TÜP BEBEKTE AŞILAMAYAN 7 ÖNYARGI

Abone Ol

Kısırlık, tüp bebek ve üreme tedavileriyle ilgili en çok karşılaşılan ve aşılamayan önyargılar hakkında bilgi vermek istiyorum.

Kısırlık kadına özgü bir problem değildir. Kısır çiftlerde yapılan değerlendirmeler kadın ve erkeğe ait nedenlerin nerdeyse eşit oranlarda olduğunu göstermektedir.

Erkekte meni varlığı üreme kapasitesinin normal olduğunu göstermez. Erkeğin sağlıklı bir cinsel yaşama sahip olması ve boşalma sorunu yaşamaması üreme kapasitesinin normal olduğunu göstermez.

Üreme kapasitesi yaşla birlikte değişme gösterse de genç çiftler de doğal yollardan çocuk sahibi olamayabilirler. Çünkü yaşa bağlı kısırlık sadece sebeplerden biridir.

Tüp bebek tedavisi için de yaş önemlidir. İnsanlar çocuk sahibi olmayı çeşitli nedenlerle erteleyebilirler. Eğer kendilerini hazır hissetmiyorlarsa bu konuda acele ettirmek doğru değildir ama yaşın önemli bir faktör olduğunu unutmamak grerekir. Çünkü doğal yollardan gebe kalma şansındaki azalma tüp bebek yöntemiyle gebe kalma durumu için de geçerlidir. Yapılan istatistiklere göre 35 yaş altı tüp bebek yapan kadınların bebek sahibi olabilme oranı yüzde 35 civarındadır. 43-44 yaşlarında bu oran yüzde 3’lere kadar düşmektedir.

Tüp bebek tedavisi, tahmin edilenin aksine, mutlaka çocuk sahibi olmanız konusunda size garanti veremez. Başarı oranı klinikler arasında fark gösterebilir ve her gebelik doğumla sonlanmayabilir. Bu nedenle olumsuz sonuç alma ihtimali de göz önünde bulundurulmalıdır.

Tüp bebek yoluyla dünyaya gelen bebekler daha sağlıklı ve zeki olmazlar. Çünkü tüp bebek işleminde yapılan embriyo seçim işlemi embriyonun morfolojik özelliklerine göre yapılır ve tutunma kapasitesi en yüksek olan embriyo seçilmeye çalışılır. Bu kriterlerin karşılanması olacak gebelik sonucu doğacak bebeğin zeka vb. gibi özelliklerini belirlemez.

Tüp bebek yapsanız bile bebeğin cinsiyetini seçemezsiniz.
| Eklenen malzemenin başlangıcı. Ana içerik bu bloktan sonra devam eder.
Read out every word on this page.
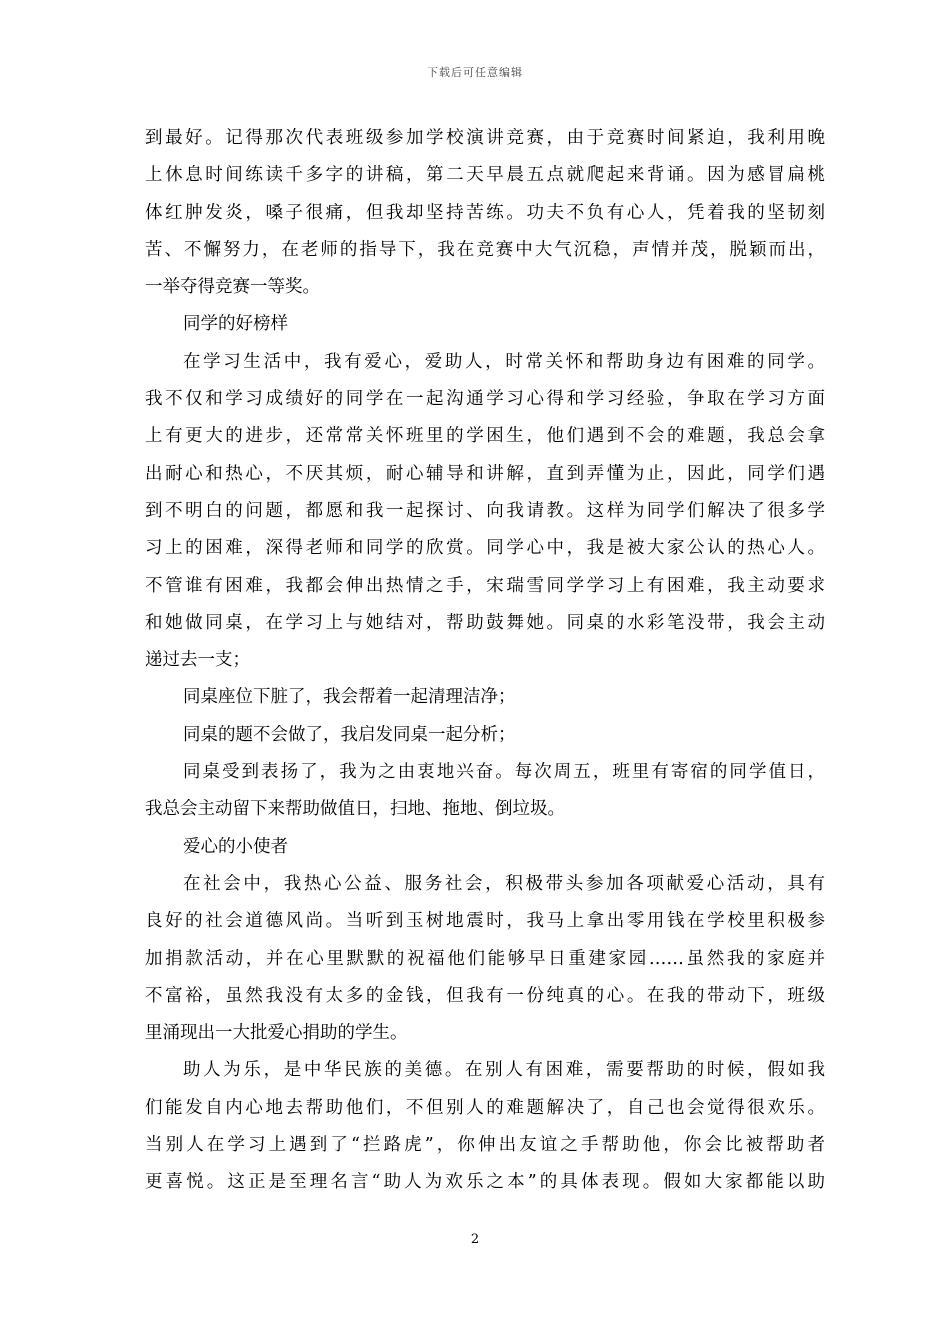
下载后可任意编辑
到最好。记得那次代表班级参加学校演讲竞赛，由于竞赛时间紧迫，我利用晚
上休息时间练读千多字的讲稿，第二天早晨五点就爬起来背诵。因为感冒扁桃
体红肿发炎，嗓子很痛，但我却坚持苦练。功夫不负有心人，凭着我的坚韧刻
苦、不懈努力，在老师的指导下，我在竞赛中大气沉稳，声情并茂，脱颖而出，
一举夺得竞赛一等奖。
同学的好榜样
在学习生活中，我有爱心，爱助人，时常关怀和帮助身边有困难的同学。
我不仅和学习成绩好的同学在一起沟通学习心得和学习经验，争取在学习方面
上有更大的进步，还常常关怀班里的学困生，他们遇到不会的难题，我总会拿
出耐心和热心，不厌其烦，耐心辅导和讲解，直到弄懂为止，因此，同学们遇
到不明白的问题，都愿和我一起探讨、向我请教。这样为同学们解决了很多学
习上的困难，深得老师和同学的欣赏。同学心中，我是被大家公认的热心人。
不管谁有困难，我都会伸出热情之手，宋瑞雪同学学习上有困难，我主动要求
和她做同桌，在学习上与她结对，帮助鼓舞她。同桌的水彩笔没带，我会主动
递过去一支；
同桌座位下脏了，我会帮着一起清理洁净；
同桌的题不会做了，我启发同桌一起分析；
同桌受到表扬了，我为之由衷地兴奋。每次周五，班里有寄宿的同学值日，
我总会主动留下来帮助做值日，扫地、拖地、倒垃圾。
爱心的小使者
在社会中，我热心公益、服务社会，积极带头参加各项献爱心活动，具有
良好的社会道德风尚。当听到玉树地震时，我马上拿出零用钱在学校里积极参
加捐款活动，并在心里默默的祝福他们能够早日重建家园……虽然我的家庭并
不富裕，虽然我没有太多的金钱，但我有一份纯真的心。在我的带动下，班级
里涌现出一大批爱心捐助的学生。
助人为乐，是中华民族的美德。在别人有困难，需要帮助的时候，假如我
们能发自内心地去帮助他们，不但别人的难题解决了，自己也会觉得很欢乐。
当别人在学习上遇到了“拦路虎”，你伸出友谊之手帮助他，你会比被帮助者
更喜悦。这正是至理名言“助人为欢乐之本”的具体表现。假如大家都能以助
2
Cinsiyet seçimi ancak cinsiyete bağlı bazı genetik rahatsızlıklar varsa yapılır.

Yaklaşık 40 yıl önce ilk tüp bebeğin dünyaya gelişini takiben, bu ve benzer yöntemlerle milyonlarca bebek dünyaya geldi. Doğal yollardan çocuk sahibi olamayan çiftler için adeta evrim niteliğinde olan bu yeni teknoloji sayesinde sayısız çift hayallerine kavuştu.

Fakat tüm bu olumlu kazanımların dışında, tüp bebek tedavisinin, pek de dikkate alınmayan, negatif psikolojik etkilerini de unutmamak gerek…
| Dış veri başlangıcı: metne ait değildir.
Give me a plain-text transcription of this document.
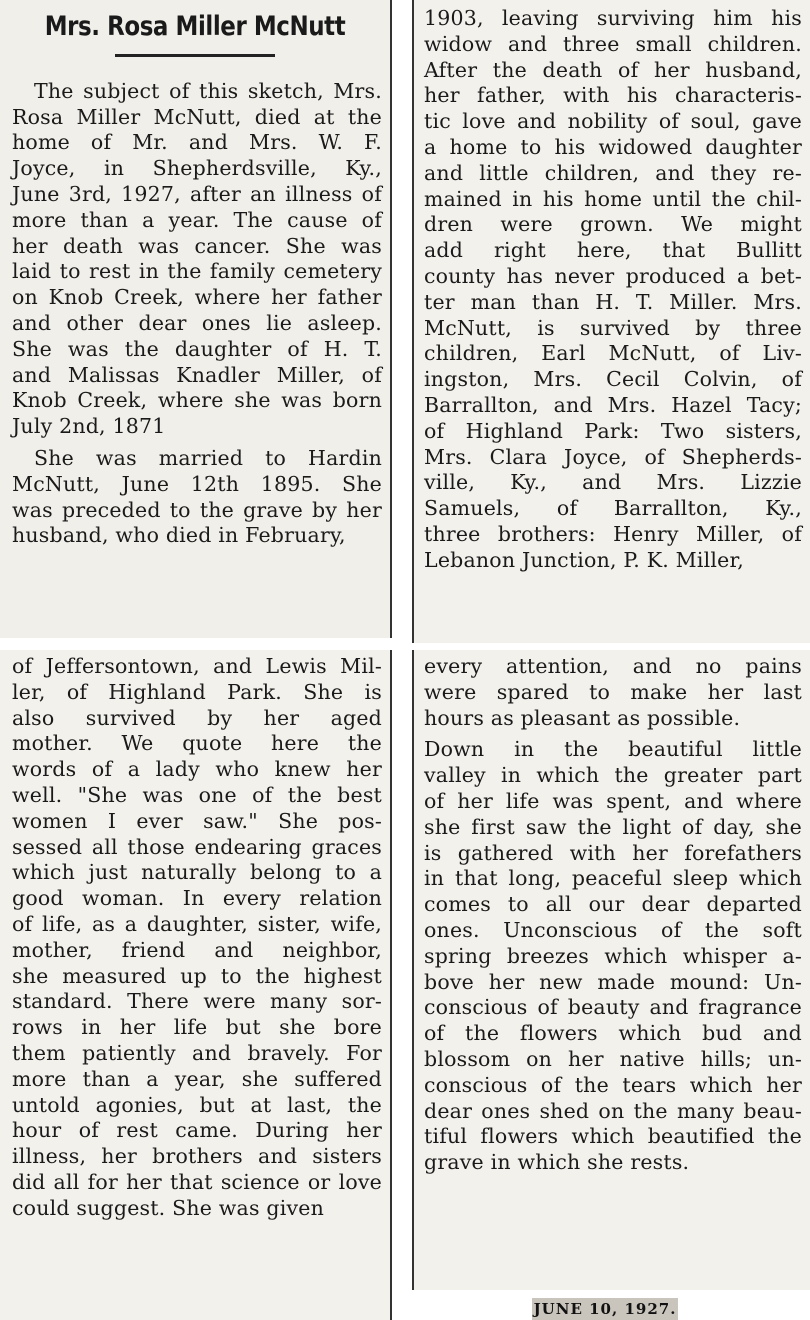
Mrs. Rosa Miller McNutt
The subject of this sketch, Mrs.
Rosa Miller McNutt, died at the
home of Mr. and Mrs. W. F.
Joyce, in Shepherdsville, Ky.,
June 3rd, 1927, after an illness of
more than a year. The cause of
her death was cancer. She was
laid to rest in the family cemetery
on Knob Creek, where her father
and other dear ones lie asleep.
She was the daughter of H. T.
and Malissas Knadler Miller, of
Knob Creek, where she was born
July 2nd, 1871
She was married to Hardin
McNutt, June 12th 1895. She
was preceded to the grave by her
husband, who died in February,
1903, leaving surviving him his
widow and three small children.
After the death of her husband,
her father, with his characteris-
tic love and nobility of soul, gave
a home to his widowed daughter
and little children, and they re-
mained in his home until the chil-
dren were grown. We might
add right here, that Bullitt
county has never produced a bet-
ter man than H. T. Miller. Mrs.
McNutt, is survived by three
children, Earl McNutt, of Liv-
ingston, Mrs. Cecil Colvin, of
Barrallton, and Mrs. Hazel Tacy;
of Highland Park: Two sisters,
Mrs. Clara Joyce, of Shepherds-
ville, Ky., and Mrs. Lizzie
Samuels, of Barrallton, Ky.,
three brothers: Henry Miller, of
Lebanon Junction, P. K. Miller,
of Jeffersontown, and Lewis Mil-
ler, of Highland Park. She is
also survived by her aged
mother. We quote here the
words of a lady who knew her
well. "She was one of the best
women I ever saw." She pos-
sessed all those endearing graces
which just naturally belong to a
good woman. In every relation
of life, as a daughter, sister, wife,
mother, friend and neighbor,
she measured up to the highest
standard. There were many sor-
rows in her life but she bore
them patiently and bravely. For
more than a year, she suffered
untold agonies, but at last, the
hour of rest came. During her
illness, her brothers and sisters
did all for her that science or love
could suggest. She was given
every attention, and no pains
were spared to make her last
hours as pleasant as possible.
Down in the beautiful little
valley in which the greater part
of her life was spent, and where
she first saw the light of day, she
is gathered with her forefathers
in that long, peaceful sleep which
comes to all our dear departed
ones. Unconscious of the soft
spring breezes which whisper a-
bove her new made mound: Un-
conscious of beauty and fragrance
of the flowers which bud and
blossom on her native hills; un-
conscious of the tears which her
dear ones shed on the many beau-
tiful flowers which beautified the
grave in which she rests.
JUNE 10, 1927.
Zaten kolay ve doğal yollardan gebe kalamamak başlı başına sıkıntılı ve sancılı bir süreç. Bu tedavi süresince tıbbi uygulamalar, ilaçların etkisiyle oluşan fiziksel değişiklikler ve gergin bekleyişler de ayrı bir stress kaynağı. Özellikle ülkemizde çevresel ve ailesel faktörlerin baskılayıcı etkileri de azımsanmayacak boyutta.
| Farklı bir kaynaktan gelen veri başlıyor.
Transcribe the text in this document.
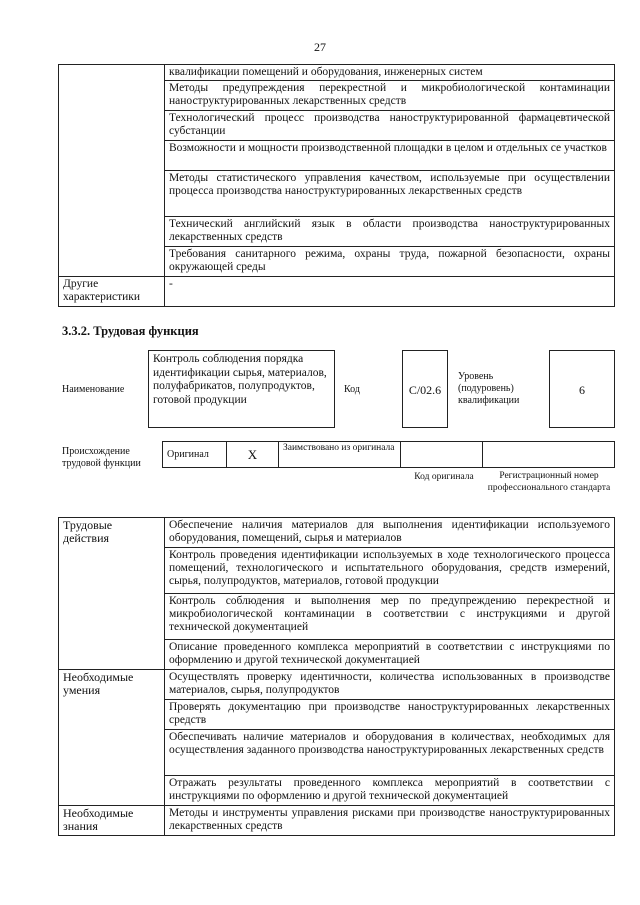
27
	квалификации помещений и оборудования, инженерных систем
	Методы предупреждения перекрестной и микробиологической контаминации наноструктурированных лекарственных средств
	Технологический процесс производства наноструктурированной фармацевтической субстанции
	Возможности и мощности производственной площадки в целом и отдельных се участков
	Методы статистического управления качеством, используемые при осуществлении процесса производства наноструктурированных лекарственных средств
	Технический английский язык в области производства наноструктурированных лекарственных средств
	Требования санитарного режима, охраны труда, пожарной безопасности, охраны окружающей среды
Другие характеристики	-
3.3.2. Трудовая функция
Наименование
Контроль соблюдения порядка идентификации сырья, материалов, полуфабрикатов, полупродуктов, готовой продукции
Код	С/02.6
Уровень (подуровень) квалификации
6
Происхождение трудовой функции
Оригинал	X	Заимствовано из оригинала		
Код оригинала	Регистрационный номер профессионального стандарта
Трудовые действия	Обеспечение наличия материалов для выполнения идентификации используемого оборудования, помещений, сырья и материалов
	Контроль проведения идентификации используемых в ходе технологического процесса помещений, технологического и испытательного оборудования, средств измерений, сырья, полупродуктов, материалов, готовой продукции
	Контроль соблюдения и выполнения мер по предупреждению перекрестной и микробиологической контаминации в соответствии с инструкциями и другой технической документацией
	Описание проведенного комплекса мероприятий в соответствии с инструкциями по оформлению и другой технической документацией
Необходимые умения	Осуществлять проверку идентичности, количества использованных в производстве материалов, сырья, полупродуктов
	Проверять документацию при производстве наноструктурированных лекарственных средств
	Обеспечивать наличие материалов и оборудования в количествах, необходимых для осуществления заданного производства наноструктурированных лекарственных средств
	Отражать результаты проведенного комплекса мероприятий в соответствии с инструкциями по оформлению и другой технической документацией
Необходимые знания	Методы и инструменты управления рисками при производстве наноструктурированных лекарственных средств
Bilgiye ulaşmak kolaylaşsa da hala toplumda tüp bebek işlemleriyle ilgili yanlış bilgiler mevcut. Hatta bu tedaviye başlama aşamasında olan çiftler bile etik konularda ve ülkemizde yasak olan uygulamalar (sperm, yumurta donasyonu vb) konusundaki şüphelerini dile getirebiliyorlar. Tüm bu korkular ve yanlış bilgiler nedeniyle pek çok çift tüp bebek tedavisi gördüğünü ya da bu yolla bebek sahibi olduklarını gizliyorlar.